Beiträge von SignedOne

SignedOne · 28. Oktober 2023

Zitat von ryecoaaron

Hard to say. Most Linux drivers are written generically and some motherboards have buggy implementations of hardware.

That makes sense, but apart from a recent reinstall and the switch from an internal NVME SSD to a SATA SSD nothing regarding my setup really changed. Same software, same architecture (USB HDDs, mergerFS and SnapRAID on top of LUKS encrypted drives), same cables, same powersupplies, same HDDs.

I didn't monitor the log before the reinstall and even on the new setup, they system at least didn't lock up the drives, this all manifested in the last two weeks.

Currently though I'm happy to report that the system is stable. The resets and I/O errors get logged frequently and are somewhat concerning, but the drives and LUKS volumes stay mounted despite some heavy-ish IO activity in the last 24 hours.

I might try to go back to a 6.x kernel later on, since the usbcore.quirks=VID:PID:k hack seems to have been the key, apart from the CMCI storms that for some reason disappeared on the 5.15 kernel or at least don't get reported anymore.

SignedOne · 27. Oktober 2023

Switched to proxmox 5.15; thank you for your continued support, despite this being a generic linux issue. Is it alright if I keep updating this thread or would you prefer me to post somewhere else, since this isn't really an OMV issue?

That alone didn't help, but in my search for the root of these issues, I disabled USB autosuspend via kernel parameters in /etc/default/grub.

Now I get these messages consistently when a reset and I/O error happens:

Code

Okt 27 21:33:51 OMV kernel: usb 2-5: Disable of device-initiated U1 failed.
Okt 27 21:33:56 OMV kernel: usb 2-5: Disable of device-initiated U2 failed.
Okt 27 21:33:56 OMV kernel: usb 2-5: reset SuperSpeed USB device number 4 using xhci_hcd
Okt 27 21:33:56 OMV kernel: sd 4:0:0:0: [sdc] tag#0 FAILED Result: hostbyte=DID_ERROR driverbyte=DRIVER_OK cmd_age=10s
Okt 27 21:33:56 OMV kernel: sd 4:0:0:0: [sdc] tag#0 CDB: Read(16) 88 00 00 00 00 06 31 aa 57 f0 00 00 08 00 00 00
Okt 27 21:33:56 OMV kernel: blk_update_request: I/O error, dev sdc, sector 26603050992 op 0x0:(READ) flags 0x80700 phys_seg 78 prio class 0

It looks like the USB HDDs ignore the autosuspend setting, and this may either be the cause or a symptom of the issue.
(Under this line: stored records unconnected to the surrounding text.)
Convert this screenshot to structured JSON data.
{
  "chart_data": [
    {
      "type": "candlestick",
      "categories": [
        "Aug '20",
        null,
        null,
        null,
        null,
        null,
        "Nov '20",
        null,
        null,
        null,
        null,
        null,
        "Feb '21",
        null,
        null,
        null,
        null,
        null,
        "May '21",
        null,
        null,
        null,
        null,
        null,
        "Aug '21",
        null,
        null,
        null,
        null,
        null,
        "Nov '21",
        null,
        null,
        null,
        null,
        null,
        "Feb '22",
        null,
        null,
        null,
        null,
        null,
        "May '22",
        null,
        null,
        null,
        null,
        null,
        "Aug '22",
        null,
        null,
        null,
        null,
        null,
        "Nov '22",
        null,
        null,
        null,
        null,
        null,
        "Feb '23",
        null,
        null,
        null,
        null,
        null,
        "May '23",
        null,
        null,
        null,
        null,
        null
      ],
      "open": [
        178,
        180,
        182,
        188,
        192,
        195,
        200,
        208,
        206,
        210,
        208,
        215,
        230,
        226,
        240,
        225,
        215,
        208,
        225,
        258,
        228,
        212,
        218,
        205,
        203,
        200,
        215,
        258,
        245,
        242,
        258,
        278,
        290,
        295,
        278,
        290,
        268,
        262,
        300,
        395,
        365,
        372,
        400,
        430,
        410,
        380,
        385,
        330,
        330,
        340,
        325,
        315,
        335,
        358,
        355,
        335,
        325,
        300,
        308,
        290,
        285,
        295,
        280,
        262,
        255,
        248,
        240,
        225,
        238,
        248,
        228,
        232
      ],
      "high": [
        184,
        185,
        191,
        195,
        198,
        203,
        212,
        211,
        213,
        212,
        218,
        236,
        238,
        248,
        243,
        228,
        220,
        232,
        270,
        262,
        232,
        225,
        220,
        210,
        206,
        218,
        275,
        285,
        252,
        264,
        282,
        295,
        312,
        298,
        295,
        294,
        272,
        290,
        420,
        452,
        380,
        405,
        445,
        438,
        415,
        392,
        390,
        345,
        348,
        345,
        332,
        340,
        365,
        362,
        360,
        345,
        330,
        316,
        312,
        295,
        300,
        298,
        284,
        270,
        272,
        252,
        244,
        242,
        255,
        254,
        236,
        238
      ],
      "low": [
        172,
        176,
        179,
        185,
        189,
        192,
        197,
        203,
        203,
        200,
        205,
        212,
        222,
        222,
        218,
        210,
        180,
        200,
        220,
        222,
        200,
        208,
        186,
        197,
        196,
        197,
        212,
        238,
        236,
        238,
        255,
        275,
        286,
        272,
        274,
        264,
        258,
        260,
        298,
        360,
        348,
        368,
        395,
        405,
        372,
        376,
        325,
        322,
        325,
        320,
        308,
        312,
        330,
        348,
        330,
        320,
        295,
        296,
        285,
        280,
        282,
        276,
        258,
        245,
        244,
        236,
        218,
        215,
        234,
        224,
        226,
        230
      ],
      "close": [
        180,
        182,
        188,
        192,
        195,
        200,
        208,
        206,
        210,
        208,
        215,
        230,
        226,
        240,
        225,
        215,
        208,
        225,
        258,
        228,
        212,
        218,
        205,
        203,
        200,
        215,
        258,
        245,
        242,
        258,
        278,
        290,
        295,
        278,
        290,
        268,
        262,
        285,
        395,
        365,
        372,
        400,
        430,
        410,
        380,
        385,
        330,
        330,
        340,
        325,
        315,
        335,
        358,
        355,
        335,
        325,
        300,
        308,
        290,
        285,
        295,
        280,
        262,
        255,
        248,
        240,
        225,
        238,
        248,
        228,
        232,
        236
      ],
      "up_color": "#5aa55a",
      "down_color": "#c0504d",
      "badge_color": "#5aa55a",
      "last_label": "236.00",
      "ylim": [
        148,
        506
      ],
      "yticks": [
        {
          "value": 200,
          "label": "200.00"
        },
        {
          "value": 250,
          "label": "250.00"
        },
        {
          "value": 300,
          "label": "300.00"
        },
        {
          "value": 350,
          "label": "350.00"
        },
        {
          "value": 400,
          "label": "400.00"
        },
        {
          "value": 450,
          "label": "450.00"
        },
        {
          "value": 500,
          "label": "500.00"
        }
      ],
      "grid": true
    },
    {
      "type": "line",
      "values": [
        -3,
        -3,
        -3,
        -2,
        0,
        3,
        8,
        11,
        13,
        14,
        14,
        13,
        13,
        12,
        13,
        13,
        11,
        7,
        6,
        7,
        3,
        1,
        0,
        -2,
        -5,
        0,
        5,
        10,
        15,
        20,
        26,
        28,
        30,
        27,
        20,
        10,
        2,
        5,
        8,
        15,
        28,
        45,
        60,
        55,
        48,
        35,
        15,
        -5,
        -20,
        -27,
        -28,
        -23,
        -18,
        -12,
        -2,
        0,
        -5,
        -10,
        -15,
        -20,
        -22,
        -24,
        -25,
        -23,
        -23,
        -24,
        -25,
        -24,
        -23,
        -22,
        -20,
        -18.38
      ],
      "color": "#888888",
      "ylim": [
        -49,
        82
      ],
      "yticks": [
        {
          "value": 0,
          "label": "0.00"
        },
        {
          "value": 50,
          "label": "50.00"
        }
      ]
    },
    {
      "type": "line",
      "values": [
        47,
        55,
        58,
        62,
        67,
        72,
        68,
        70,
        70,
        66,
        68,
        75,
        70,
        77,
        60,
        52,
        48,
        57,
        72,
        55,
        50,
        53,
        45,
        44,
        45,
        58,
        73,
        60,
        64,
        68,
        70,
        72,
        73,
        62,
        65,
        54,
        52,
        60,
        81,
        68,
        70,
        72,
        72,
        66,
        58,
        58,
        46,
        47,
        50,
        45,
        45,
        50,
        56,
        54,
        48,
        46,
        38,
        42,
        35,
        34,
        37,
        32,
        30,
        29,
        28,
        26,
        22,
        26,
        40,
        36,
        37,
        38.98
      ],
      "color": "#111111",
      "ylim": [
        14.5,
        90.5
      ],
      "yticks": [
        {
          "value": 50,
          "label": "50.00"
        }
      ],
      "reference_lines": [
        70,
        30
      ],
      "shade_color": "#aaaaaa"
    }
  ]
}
I found a resource suggesting adding "usbcore.quirks=VID:PID:k" as a kernel parameter to try to force the disabling of autosuspend, I'll try that next.

_______________________________________

The resets and I/O errors still happen after adding "usbcore.quirks=VID:PID:k" for all USB HDDs to the kernel parameters, but the operations on the disk don't get interrupted and the disks don't get unmounted. SMART values all seem to be ok and the system seems to be kind of stable now at least. Not ideal in any way and I'm still confused on what brought these issues on in the first place.

SignedOne · 27. Oktober 2023

Unfortunately, the issue persists even on the 6.2 proxmox kernel. I don't know if it's simply bad luck or it somehow corrected itself before, but now even "regular" high I/O, e.g. writing a backup to a USB HDD, results in resets, I/O errors and the vanishing of all USB HDDs.

SignedOne · 27. Oktober 2023

Zitat von ryecoaaron

I don't think there is anything I can do from the snapraid or luks plugin side to help. If usb is disconnecting due to activity, that feels like a hardware issue and/or driver bug in the kernel. I could be wrong but I don't have any other ideas.

Oh I didn't think so, I meant that I do hope that another kernel somehow can mitigate those issues that seem to be a hardware issue. This is very clearly not an issue that is caused by the LUKS or SnapRAID plugin or OMV in general.

SignedOne · 27. Oktober 2023

Zitat von ryecoaaron

Seems like a motherboard issue causing a usb disconnect that locks the drive. Snapraid is probably just causing lots of activity that is causing the disconnect. All I can think is you should try a different kernel like the proxmox 6.2 or 5.19 kernel.

Thank you for the info, I really do hope that this is fixable or at least mitigable via the software route. I'll "abuse" the SnapRAID check for increased I/O for a while longer and monitor the log, so far the CMCI storms, USB resets and I/O errors don't cause the disks to show up as disconnected and the LUKS volumes are still mounted.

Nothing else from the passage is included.